Where: The Kimberley // When: April–October

If you like it: Feeding crocodiles

The Gibb was an off-grid adventure before that kind of thing was even a thing. A rugged drive through the beautiful Kimberley region, the Gibb run, from Kununurra west to Derby, presents a daily variety of challenges to keep 4WDers on their toes for the duration. Time your visit well because monsoonal rains may hammer the route during the Wet, causing water crossings to overflow here and there—particularly the Pentecost River—and also ruining tracks and bridges. If you go for a swim in the incredible Windjana Gorge, keep a respectful distance away from the freshies (freshwater crocodiles).
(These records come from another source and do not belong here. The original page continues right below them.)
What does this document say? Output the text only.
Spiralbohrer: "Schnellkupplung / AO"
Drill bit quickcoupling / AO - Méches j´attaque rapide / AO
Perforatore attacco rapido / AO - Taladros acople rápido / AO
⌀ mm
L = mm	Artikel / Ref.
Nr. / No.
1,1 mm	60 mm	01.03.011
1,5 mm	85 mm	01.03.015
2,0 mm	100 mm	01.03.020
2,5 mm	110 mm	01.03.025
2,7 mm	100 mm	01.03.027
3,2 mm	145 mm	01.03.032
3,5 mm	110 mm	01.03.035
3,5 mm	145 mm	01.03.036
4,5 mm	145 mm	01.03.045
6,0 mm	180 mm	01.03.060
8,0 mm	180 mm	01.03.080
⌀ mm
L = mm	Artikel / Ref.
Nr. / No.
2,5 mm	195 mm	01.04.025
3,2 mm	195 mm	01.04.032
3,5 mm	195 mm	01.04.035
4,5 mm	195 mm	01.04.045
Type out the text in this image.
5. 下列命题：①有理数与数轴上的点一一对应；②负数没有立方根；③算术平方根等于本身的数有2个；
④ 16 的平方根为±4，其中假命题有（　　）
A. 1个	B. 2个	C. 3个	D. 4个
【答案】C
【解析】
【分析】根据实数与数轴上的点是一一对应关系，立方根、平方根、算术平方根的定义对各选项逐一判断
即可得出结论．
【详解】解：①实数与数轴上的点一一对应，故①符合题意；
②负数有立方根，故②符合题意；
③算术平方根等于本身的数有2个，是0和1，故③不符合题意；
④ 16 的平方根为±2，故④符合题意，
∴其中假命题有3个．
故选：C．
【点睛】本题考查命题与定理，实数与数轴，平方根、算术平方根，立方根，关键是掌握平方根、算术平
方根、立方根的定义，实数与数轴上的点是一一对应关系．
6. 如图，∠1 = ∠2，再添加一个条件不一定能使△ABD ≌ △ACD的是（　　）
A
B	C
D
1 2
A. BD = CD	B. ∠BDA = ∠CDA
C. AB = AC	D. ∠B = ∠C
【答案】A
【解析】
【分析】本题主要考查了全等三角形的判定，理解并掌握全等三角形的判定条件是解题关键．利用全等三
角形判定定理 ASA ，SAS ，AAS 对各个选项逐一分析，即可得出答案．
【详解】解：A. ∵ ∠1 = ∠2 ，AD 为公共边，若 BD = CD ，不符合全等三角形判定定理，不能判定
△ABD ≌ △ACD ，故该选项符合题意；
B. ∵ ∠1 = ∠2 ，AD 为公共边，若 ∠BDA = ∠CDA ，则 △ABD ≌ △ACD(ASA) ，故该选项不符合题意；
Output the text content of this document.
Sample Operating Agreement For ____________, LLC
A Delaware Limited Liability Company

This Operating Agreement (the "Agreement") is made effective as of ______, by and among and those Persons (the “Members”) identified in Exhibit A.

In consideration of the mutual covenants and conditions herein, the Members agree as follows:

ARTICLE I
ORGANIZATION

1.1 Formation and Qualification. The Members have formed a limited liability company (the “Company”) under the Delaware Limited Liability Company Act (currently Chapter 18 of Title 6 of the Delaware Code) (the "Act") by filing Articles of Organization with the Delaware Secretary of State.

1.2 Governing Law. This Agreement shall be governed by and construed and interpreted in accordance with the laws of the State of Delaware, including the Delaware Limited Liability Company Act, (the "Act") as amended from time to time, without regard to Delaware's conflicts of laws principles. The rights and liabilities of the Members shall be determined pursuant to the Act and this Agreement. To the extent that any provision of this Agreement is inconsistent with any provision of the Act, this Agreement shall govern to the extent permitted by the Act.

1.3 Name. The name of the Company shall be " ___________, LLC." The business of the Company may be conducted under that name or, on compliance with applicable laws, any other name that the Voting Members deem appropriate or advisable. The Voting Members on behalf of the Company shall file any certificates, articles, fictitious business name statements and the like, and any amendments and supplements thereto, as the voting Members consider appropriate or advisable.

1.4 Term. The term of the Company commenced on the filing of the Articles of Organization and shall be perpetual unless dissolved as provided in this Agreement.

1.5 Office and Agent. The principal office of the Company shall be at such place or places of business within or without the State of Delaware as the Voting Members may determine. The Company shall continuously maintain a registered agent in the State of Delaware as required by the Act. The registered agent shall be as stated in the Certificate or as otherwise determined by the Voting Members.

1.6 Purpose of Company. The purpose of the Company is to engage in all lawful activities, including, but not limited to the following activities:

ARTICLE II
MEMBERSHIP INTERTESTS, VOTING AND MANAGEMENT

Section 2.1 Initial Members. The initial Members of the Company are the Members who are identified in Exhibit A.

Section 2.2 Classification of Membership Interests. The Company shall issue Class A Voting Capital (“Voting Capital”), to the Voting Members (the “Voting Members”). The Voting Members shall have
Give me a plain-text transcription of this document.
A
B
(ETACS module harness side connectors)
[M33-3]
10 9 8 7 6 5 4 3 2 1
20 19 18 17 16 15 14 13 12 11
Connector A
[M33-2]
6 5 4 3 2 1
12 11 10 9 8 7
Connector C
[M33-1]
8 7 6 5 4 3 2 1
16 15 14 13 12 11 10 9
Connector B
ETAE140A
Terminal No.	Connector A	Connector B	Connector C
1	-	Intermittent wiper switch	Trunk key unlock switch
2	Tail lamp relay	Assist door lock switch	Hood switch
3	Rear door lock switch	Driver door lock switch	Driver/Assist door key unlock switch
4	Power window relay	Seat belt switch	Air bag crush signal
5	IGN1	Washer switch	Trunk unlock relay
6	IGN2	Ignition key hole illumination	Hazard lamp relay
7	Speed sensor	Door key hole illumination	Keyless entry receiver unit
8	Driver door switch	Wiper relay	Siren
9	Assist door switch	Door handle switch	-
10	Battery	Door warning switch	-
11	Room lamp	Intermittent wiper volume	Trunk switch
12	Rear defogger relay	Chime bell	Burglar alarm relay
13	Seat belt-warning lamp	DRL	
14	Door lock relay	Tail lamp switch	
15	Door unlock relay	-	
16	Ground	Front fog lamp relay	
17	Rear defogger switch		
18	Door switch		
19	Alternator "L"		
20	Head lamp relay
Where: Glasshouse Mountains // When: Year-round

If you like it: Hardcore with an option to bail

Any track with ‘power line’ in its name is usually a cracking off-road route—we know of a stack in NSW that are plenty extreme—so if someone whispers “Power Line Track, Glasshouse Mountains” to you then you know they’re talking about a seriously fun time. This track is a cool blend of fantastic scenery and white-knuckled 4WDing. The terrain is tough, but the views are unreal and—bonus—most of the very steep and gnarly hardcore sections have an alternative ‘chicken’ track around the side, so if you’re concerned about doing some panel damage, then be sensible and drive along one of those.


Where: Granville Harbour to Trial Harbour // When: Avoid in winter

If you like it: Technical and coasty

This hilly coastal track through Mt Heemskirk Regional Reserve between Granville Harbour and Trial Harbour is a hardcore technical track. The scenery is wonderful—wild ocean, waterfalls and mountain views—but chances are you’ll be too busy enjoying the driving to take any notice of that. Climies Track is peppered with tough hillclimbs, swampy bog holes, rocky river crossings and heavily washed-out sections that will test drivers and vehicles. Anyone tackling this track should be a very experienced 4WDer and vehicles must have high ground clearance and high- and low-range gearing. Vehicle recovery gear is required. Keep in mind that weather can completely alter track conditions, making it much worse.